Discuss with your staff team or your small group: How could a professor-student movement affect your campus and the world?
2. PRAY
- Pray for the whole campus—students, professors, and specific departments.
Think of your campus a tad differently. Make a list of the academic colleges and/or departments (e.g., School of Education, etc.). This way you’re including every student and every professor, every administrator…the whole campus! Do this with your student leaders. Next, make a list of Christian faculty. Take a prayer walk around the academic portion of campus, praying for the faculty and the students who study there.
- Pass out 3×5 cards at weekly meeting or leadership meeting.
Ask students to write out names of Christian professors with the student’s name on the other side. Take time to pray for these professors at your staff or leadership meeting.
3. BUILD RELATIONSHIPS with professors you already know
- Meet with Christian professors for lunch or coffee and build a relationship with them. Initiate with a professor you already know or invite a new professor from the 3×5 cards gathered from students.
Ask about their spiritual journey.
- Encourage Christian professors you know by sending them Monday Ministry Minutes. These short emails are written by a professor and are delivered every Monday during the school year. You can subscribe to these as well as forward them onto your ministry friends.
4. INVOLVE PROFESSORS in what you are already doing
- Invite a trustworthy Christian professor to a staff meeting/student leadership meeting to share about life as a Christian professor.
Establish a monthly student-professor prayer time.

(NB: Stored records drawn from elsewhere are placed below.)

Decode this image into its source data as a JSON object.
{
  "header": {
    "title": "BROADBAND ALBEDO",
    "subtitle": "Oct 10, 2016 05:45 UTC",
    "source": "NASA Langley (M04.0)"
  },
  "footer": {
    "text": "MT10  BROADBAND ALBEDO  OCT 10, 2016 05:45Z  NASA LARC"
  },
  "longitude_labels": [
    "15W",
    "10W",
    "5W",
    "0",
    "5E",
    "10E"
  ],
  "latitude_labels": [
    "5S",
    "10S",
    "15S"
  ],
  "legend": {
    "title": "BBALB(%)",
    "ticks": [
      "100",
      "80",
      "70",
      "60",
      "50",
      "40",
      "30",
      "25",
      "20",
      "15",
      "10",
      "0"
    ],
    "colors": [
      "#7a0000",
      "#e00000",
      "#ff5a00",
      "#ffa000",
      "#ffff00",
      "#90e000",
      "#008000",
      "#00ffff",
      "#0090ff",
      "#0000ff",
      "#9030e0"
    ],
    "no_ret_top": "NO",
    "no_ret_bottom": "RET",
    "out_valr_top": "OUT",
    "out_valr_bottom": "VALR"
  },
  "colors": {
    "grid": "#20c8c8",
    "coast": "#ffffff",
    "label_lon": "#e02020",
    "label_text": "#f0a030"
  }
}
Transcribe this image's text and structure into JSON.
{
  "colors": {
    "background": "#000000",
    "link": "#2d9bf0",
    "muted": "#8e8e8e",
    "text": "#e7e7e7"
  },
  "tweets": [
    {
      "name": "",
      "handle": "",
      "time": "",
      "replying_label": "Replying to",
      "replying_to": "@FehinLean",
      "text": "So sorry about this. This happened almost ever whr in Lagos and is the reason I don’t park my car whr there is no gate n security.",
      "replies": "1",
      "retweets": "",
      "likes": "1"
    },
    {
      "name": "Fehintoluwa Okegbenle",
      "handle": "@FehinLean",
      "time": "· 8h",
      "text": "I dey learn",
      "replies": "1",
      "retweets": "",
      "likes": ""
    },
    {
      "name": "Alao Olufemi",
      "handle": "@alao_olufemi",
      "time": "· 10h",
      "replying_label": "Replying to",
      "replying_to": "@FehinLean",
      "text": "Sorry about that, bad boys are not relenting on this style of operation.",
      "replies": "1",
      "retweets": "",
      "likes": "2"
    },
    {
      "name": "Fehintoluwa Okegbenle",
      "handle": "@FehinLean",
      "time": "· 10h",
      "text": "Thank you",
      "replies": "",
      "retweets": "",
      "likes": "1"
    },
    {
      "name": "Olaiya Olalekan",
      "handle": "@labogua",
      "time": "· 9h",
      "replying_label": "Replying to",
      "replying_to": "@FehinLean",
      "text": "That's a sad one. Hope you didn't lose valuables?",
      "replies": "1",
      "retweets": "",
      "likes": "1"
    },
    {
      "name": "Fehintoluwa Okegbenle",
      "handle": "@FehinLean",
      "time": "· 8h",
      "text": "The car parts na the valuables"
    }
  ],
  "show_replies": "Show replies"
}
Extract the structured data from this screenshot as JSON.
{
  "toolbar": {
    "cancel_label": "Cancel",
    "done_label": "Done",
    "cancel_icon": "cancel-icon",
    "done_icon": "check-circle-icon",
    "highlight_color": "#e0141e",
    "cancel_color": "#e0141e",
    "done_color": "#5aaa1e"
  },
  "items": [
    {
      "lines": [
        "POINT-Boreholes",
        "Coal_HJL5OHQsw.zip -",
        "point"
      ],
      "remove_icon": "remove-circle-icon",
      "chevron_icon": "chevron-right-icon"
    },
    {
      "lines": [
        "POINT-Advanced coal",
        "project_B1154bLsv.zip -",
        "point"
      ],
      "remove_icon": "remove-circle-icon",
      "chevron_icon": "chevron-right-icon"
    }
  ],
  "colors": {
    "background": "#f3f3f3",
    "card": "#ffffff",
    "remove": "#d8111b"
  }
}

Have “30 minutes of prayer” with students and professors together. Provide coffee/donuts. 10 minutes—professors pray for students; 10 minutes—students pray for professors; 10 minutes—pray together for the campus.
- Invite a Christian professor to share his or her testimony at your weekly meeting.
- Invite professors to give the main talk at a CRU meeting. Or host a panel of professors at a CRU meeting.
- Bring a professor to something your group is already doing, such as a Habitat for Humanity house, or the day of outreach at the Winter Conference, or a campus outreach. Just as with students: “involvement breeds commitment.” Invite them along when appropriate.
- Invite Christian professors at your university to share their story on the Meet the Prof website. This website provides an avenue for Christian professors to minister to students, a safe place where they can post their personal testimonies, and a easy way for them to respond to students who have questions or wish to begin an online dialogue.
5. Building a Faculty Group
- As you get to know professors, identify those that you think have the spiritual maturity(and interest) in helping lead the faculty efforts at your university. Develop a leadership team of 3 or 4 professors who will “own” and “lead” the faculty group.
- Learn about what other local faculty groups are doing. For a partial list of Faculty Common ministries around the country, see here.
- Have the professors develop a student newspaper ad strategy. Here are some examples of ads that have run in student newspapers.
6. Professors and Students reaching the Campus
- Host a “favorite faculty dinner” on your campus.
- Host an evangelistic lecture on the campus, sponsored by professors and students.
7. Professors and Students Reaching the World
- Bring a professor with you on a WSN trip for a week.
NOTE: Nothing will ever replace what you can bring to the faculty movement on your campuses: 1) a local friend/relationship between you and various professors and 2) an opportunity for professors to be involved to “turn the corner from getting to giving” and 3) a vision for how God can use them.
The Goal: Building movements of professors and students to bring the hope of Jesus to the world.